I was sitting on the couch watching a dvd, laptop on my lap so I could multitask, when I spotted a familiar face in the first few minutes of The Visitor. It was a cameo by none other than Marian Seldes! I knew I had to stop surfing the 'net and give this movie my undivided attention.
And I'm glad I did. The Visitor is well-acted and such an interesting look at contemporary New York City. Richard Jenkins, who for years was a member of Trinity Repertory Company, and also played the father in Six Feet Under, is an economics professor named Walter Vale who befriends with an illegal immigrant couple.
Walter returns to his Manhattan apartment and finds the couple, a Syrian named Tarek (played by Haaz Sleiman) and his girlfriend, Zainab, from Senegal, (played by Danai Gurira) squatting there. Realizing that they have no place else to go, and perhaps, also, because he's a bit lonely after the death of his wife, he invites them to stay. (Personally, since Tarek reacts so violently at being surprised by Walter, I would have called the police. But that would have been the end of the movie.)

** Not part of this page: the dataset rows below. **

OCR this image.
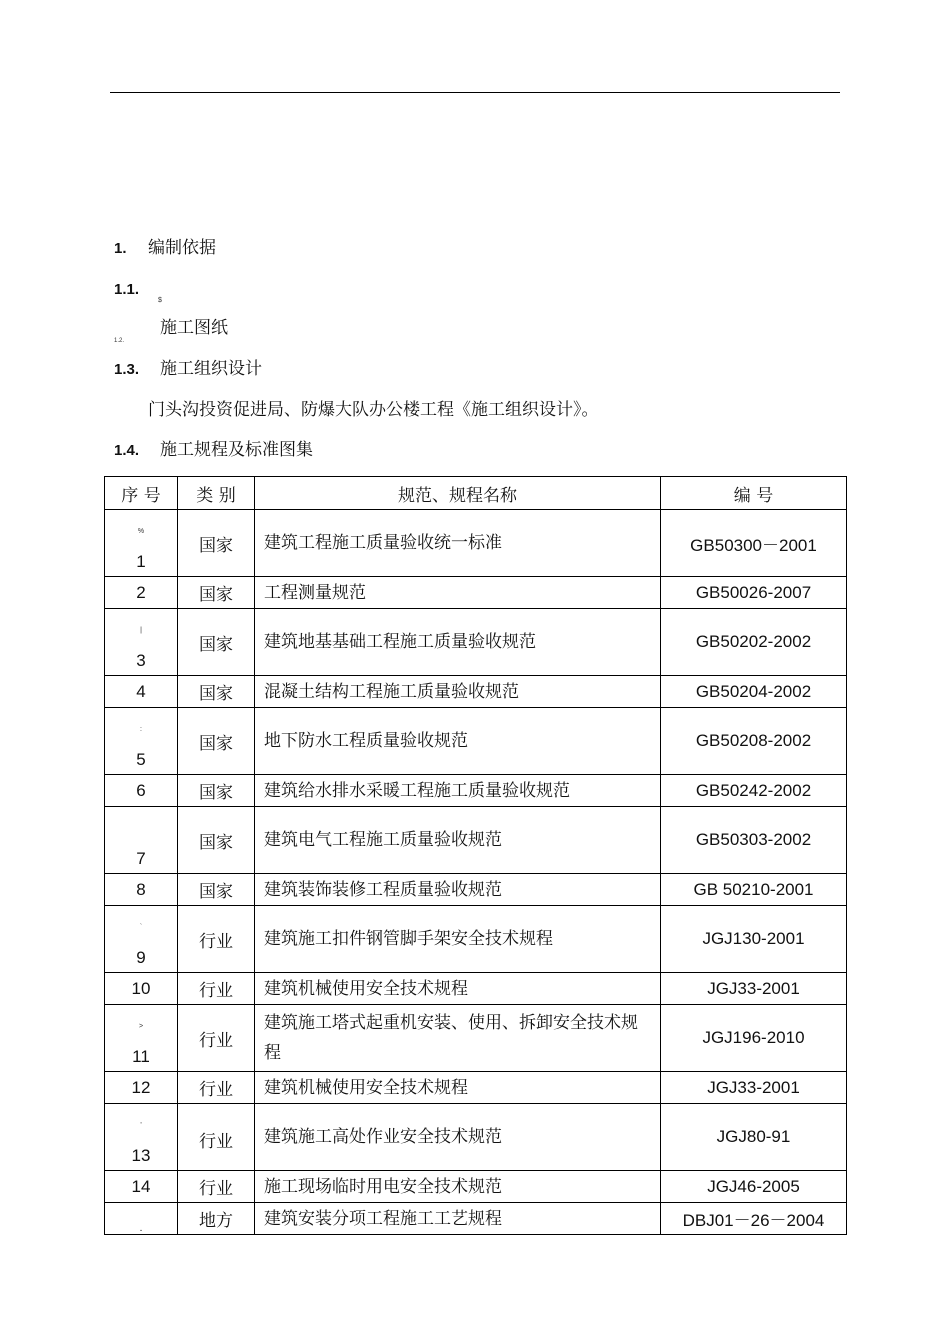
1. 编制依据
1.1.
$
施工图纸
1.2.
1.3. 施工组织设计
门头沟投资促进局、防爆大队办公楼工程《施工组织设计》。
1.4. 施工规程及标准图集
序 号	类 别	规范、规程名称	编 号

%
1	国家	建筑工程施工质量验收统一标准	GB50300－2001
2	国家	工程测量规范	GB50026-2007

|
3	国家	建筑地基基础工程施工质量验收规范	GB50202-2002
4	国家	混凝土结构工程施工质量验收规范	GB50204-2002

:
5	国家	地下防水工程质量验收规范	GB50208-2002
6	国家	建筑给水排水采暖工程施工质量验收规范	GB50242-2002
7	国家	建筑电气工程施工质量验收规范	GB50303-2002
8	国家	建筑装饰装修工程质量验收规范	GB 50210-2001

`
9	行业	建筑施工扣件钢管脚手架安全技术规程	JGJ130-2001
10	行业	建筑机械使用安全技术规程	JGJ33-2001

>
11	行业	建筑施工塔式起重机安装、使用、拆卸安全技术规程	JGJ196-2010
12	行业	建筑机械使用安全技术规程	JGJ33-2001

'
13	行业	建筑施工高处作业安全技术规范	JGJ80-91
14	行业	施工现场临时用电安全技术规范	JGJ46-2005
.	地方	建筑安装分项工程施工工艺规程	DBJ01－26－2004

He's soon caught up in their lives and seems invigorated by the pair. And they're so recognizable to anyone who's spent any time in New York City. Tarek plays the djembe, an African drum, and Zainab has a sidewalk table where she sells jewelry that she makes herself. Tarek is the friendlier of the two, inviting Walter along to clubs and teaching him to play the drums. Zainab is more distant and wary at first.
What struck me about The Visitor is that all of the characters are so wonderfully drawn and the performances are so understated. Writer and director Thomas McCarthy was also responsible for The Station Agent, another great movie about a group of unlikely friends. Here, he lets the story unfold bit by bit, with a fact revealed here or there.

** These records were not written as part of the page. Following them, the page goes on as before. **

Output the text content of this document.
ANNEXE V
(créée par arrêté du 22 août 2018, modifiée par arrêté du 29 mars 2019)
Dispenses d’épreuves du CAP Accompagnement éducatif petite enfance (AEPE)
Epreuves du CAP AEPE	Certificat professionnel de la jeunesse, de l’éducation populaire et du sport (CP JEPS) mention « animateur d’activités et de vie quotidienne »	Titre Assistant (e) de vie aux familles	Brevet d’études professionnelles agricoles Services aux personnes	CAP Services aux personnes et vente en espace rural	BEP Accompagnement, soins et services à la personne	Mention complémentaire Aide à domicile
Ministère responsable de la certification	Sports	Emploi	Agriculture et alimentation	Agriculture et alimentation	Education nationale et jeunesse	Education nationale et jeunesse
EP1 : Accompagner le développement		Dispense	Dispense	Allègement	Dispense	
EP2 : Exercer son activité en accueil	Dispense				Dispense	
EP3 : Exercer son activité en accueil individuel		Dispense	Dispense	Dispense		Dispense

When Tarek is arrested and held for being in the country illegally, Walter has to navigate this totally unfamiliar world of immigration laws and detention centers to try and help him. When Tarek's mother, Mouna (Hiam Abbass) arrives from Michigan to find out what happened to her son, Walter befriends her, too. He even takes her to The Phantom of the Opera on Broadway, a show she's longed to see.
McCarthy does lay the symbolism on a bit thick at times - at one point, Walter, Mouna and Zainab pass the Statue of Liberty as they take a ride on the Staten Island Ferry. And there seem to be a lot of strategically placed American flags in shots.
But without being too preachy, the movie does a good job of showing how the detention process works and McCarthy makes a good case for a more sane and humane policy toward illegal immigrants. This is a thought-provoking movie that shows a side of life in New York City we don't often get to see up close. And Jenkins is great. I really hope he gets an Oscar nomination.